Illustrator:   Charles Tresidder
(school Book?) Ed's

Other:
Thoughts on Holiness ~ Charles H. Kelly, London: [no date.]  248 pages Cornish Stories
By Canoe and Dog-Train among the Cree and Salteaux Indians. Introduction by Mark Guy Pearse by Egerton Ryerson Young ~ 1890 ~ London: Charles H. Kelly ~ 268 pages ~  full-page steel engravings & photos and 2 mounted Woodburyprint portraits of the author and his wife. 
Hymn: "Have you had a kindness shown? - Pass it on"
CHAUTAUQUA, 1887: CLASSIFIED PROGRAM OF PUBLIC LECTURES TO BE DELIVERED AT THE CHAUTAUQUA MEETINGS BETWEEN JULY 2 AND AUGUST 28.
Temperance stories with song ~ 1889
Sermon Illlustrations
Mark Guy Pearse: Translated text: methodistischer theologian and writer. - after the school training in Camborne, Zeist (Holland) and at the Wesley college in Sheffield studied P. Medizin in London (pc. Bartholomew's hospital), stepped however 1863 as a clergyman into the service of the methodistischen church.
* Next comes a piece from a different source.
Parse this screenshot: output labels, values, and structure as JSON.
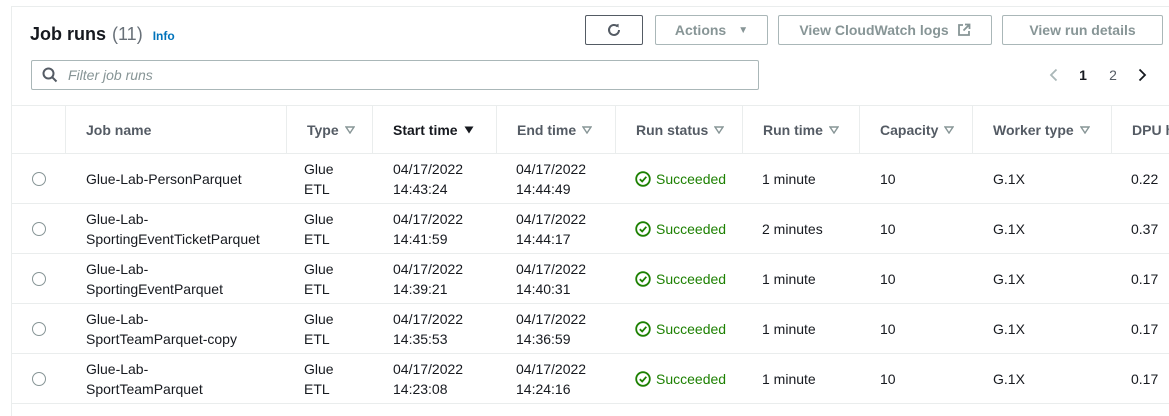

It worked among other things in Leeds, Ipswich, Bedford, Westminster and Bristol and was finally since 1899 (in connection with the west London mission) for 14 years as Missionar at the pc. James resounds actively. - its work, which found far spreading, enclosure just as theological exegetische papers as also lectures, erbauliche narrations and songs and represents altogether an important enriching of the methodistischen bibliography and above all the song property.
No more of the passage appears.